I was told it would get better after the birth, but it didn't..
then after I stopped breastfeeding, but it didn't...
then after my son was a year old..
but it didn't!
I was seeing physios on the NHS, but it wasn't improving.. and then I heard that there was a physio who could help, and so I spent money I seriously didn't have to go and see him. It was worth every penny a hundred times over.
Not only is he a miracle worker, he is a really good guy. He is candid, honest, caring, wise, respectful and fun. I see him about once every six months these days, and for me it is like seeing a Spiritual Director.
We talk about the church, society, morality, spirituality, and he bends my ear about where the church is getting it right or wrong. Is he a Christian? - no. Will he ever go to church? - no way! I found out why very soon into our friendship:
When he was eighteen, he married his seventeen year-old girlfriend. They thought it was a good idea. It wasn't. They parted on good terms and were divorced within the year.
Some years later, he fell in love and wanted to marry his sweetheart.. in church... It was important to his wife-to-be, I think they were both reasonably spiritual, and she had always dreamed of marrying in her village church.
Well you can guess what happened.
The answer was no.
He was hurt.
Angry.
He felt like he was being told he was no good.
He had committed the unforgivable sin.
He was a second-class husband.
When my physio told me this story, the anger and pain raged in his eyes, which was shocking really, because he is such a warm and happy man, with twinkly, shiny, mischievous eyes. It was also shocking because the event had happened over twenty-five years earlier.
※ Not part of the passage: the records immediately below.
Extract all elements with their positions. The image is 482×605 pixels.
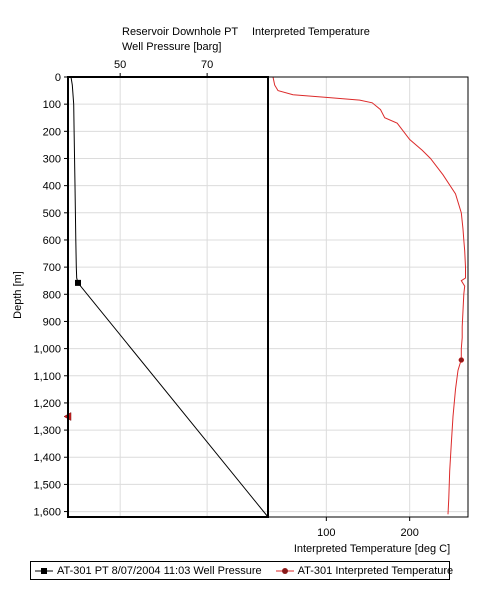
legend-label-temperature: AT-301 Interpreted Temperature — [297, 564, 454, 577]
y-tick-label: 400 — [43, 181, 61, 193]
y-tick-label: 500 — [43, 208, 61, 220]
temperature-axis-label: Interpreted Temperature [deg C] — [294, 543, 450, 555]
temperature-x-tick-label: 100 — [317, 527, 335, 539]
pressure-x-tick-label: 70 — [201, 59, 213, 71]
y-tick-label: 1,600 — [33, 507, 61, 519]
chart-legend: AT-301 PT 8/07/2004 11:03 Well Pressure … — [30, 561, 453, 580]
y-tick-label: 900 — [43, 316, 61, 328]
series-line-temperature — [272, 76, 466, 515]
y-tick-label: 1,300 — [33, 425, 61, 437]
pressure-panel-title: Reservoir Downhole PT — [122, 26, 238, 38]
series-line-pressure — [70, 76, 269, 518]
pressure-panel-frame — [67, 76, 269, 518]
y-tick-label: 0 — [55, 72, 61, 84]
series-marker-temperature — [458, 357, 465, 363]
y-tick-label: 1,000 — [33, 344, 61, 356]
legend-item-pressure: AT-301 PT 8/07/2004 11:03 Well Pressure — [35, 565, 262, 577]
y-tick-label: 1,200 — [33, 398, 61, 410]
legend-swatch-pressure — [35, 567, 53, 574]
depth-axis-label: Depth [m] — [12, 271, 24, 319]
depth-profile-chart: Reservoir Downhole PT Interpreted Temper… — [12, 26, 469, 555]
temperature-panel-title: Interpreted Temperature — [252, 26, 370, 38]
legend-label-pressure: AT-301 PT 8/07/2004 11:03 Well Pressure — [57, 564, 262, 577]
legend-swatch-temperature — [275, 567, 294, 574]
pressure-x-tick-label: 50 — [114, 59, 126, 71]
pressure-axis-label: Well Pressure [barg] — [122, 41, 221, 53]
y-tick-label: 800 — [43, 289, 61, 301]
y-tick-label: 1,400 — [33, 452, 61, 464]
y-tick-label: 700 — [43, 262, 61, 274]
y-tick-label: 300 — [43, 153, 61, 165]
series-marker-pressure — [75, 279, 81, 286]
y-tick-label: 1,100 — [33, 371, 61, 383]
y-tick-label: 200 — [43, 126, 61, 138]
legend-item-temperature: AT-301 Interpreted Temperature — [275, 564, 454, 577]
y-tick-label: 100 — [43, 99, 61, 111]
y-tick-label: 600 — [43, 235, 61, 247]
y-tick-label: 1,500 — [33, 479, 61, 491]
temperature-x-tick-label: 200 — [400, 527, 418, 539]
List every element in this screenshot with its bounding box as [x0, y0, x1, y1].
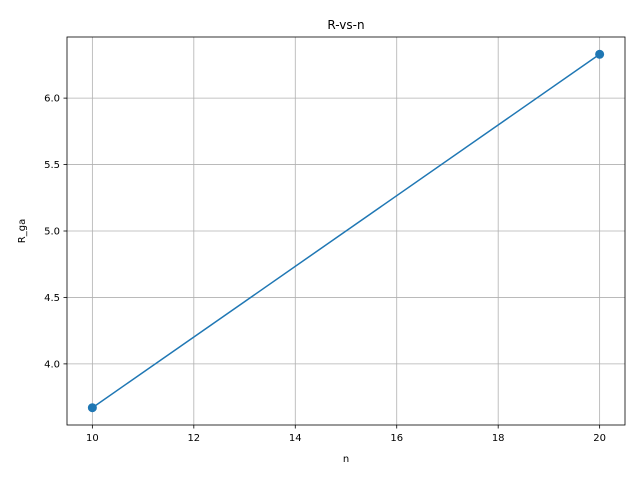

So I wanted to ask him whether he could find it in his heart to forgive the church. But I didn't, because I knew he would respond by saying that the church refused to forgive him, so why should he forgive them?
I guess this story is not unique.
I was reminded of my Physio yesterday. I was writing the Order of Service for our wedding and was anxious to get it right, dot all the 't's and cross all the 'i's.... oops - that isn't right is it?
Anyway.
I was on the internet trying to find out what we must do, who we must speak to, as divorcees, where the Winchester Report might be found and what it says (the report that allows divorcees to be married in church).
In my Googling, I got more and more depressed. It sapped all my joy. The church appeared to be begrudging, small-minded, judgemental and generally miserable. Furthermore, psychologists will tell you that it is pointless and naive attributing blame... marriage breakdown is complex and simple stories of blame are to be treated with suspicion. But it feels that the church does blame, so either they didn't do that sort of research or thought it was irrelevant. In the reports, divorcees appeared to be thought of as second class, woefully negligent and broadly an unwelcome embarrassment.
Blimey.
Nothing like feeling loved, accepted and forgiven.
And the reports of the Church seemed to be nothing like those things.
I understand the hurt of my physio so much more now.
I have picked up a bit since surfing the net, but I feel like there is a disapproving shadow that the church casts, and it is painful. It really does hurt. The truth is that most Vicars are much more caring, loving and forgiving than the reports suggest... but there again, I guess it can be a bit of a lottery.
Of course, if you murder your ex-partner, serve your time and say sorry you can remarry in the Catholic Church or any Church of England church, I believe.
Murder is forgivable... for some it seems that divorce is not.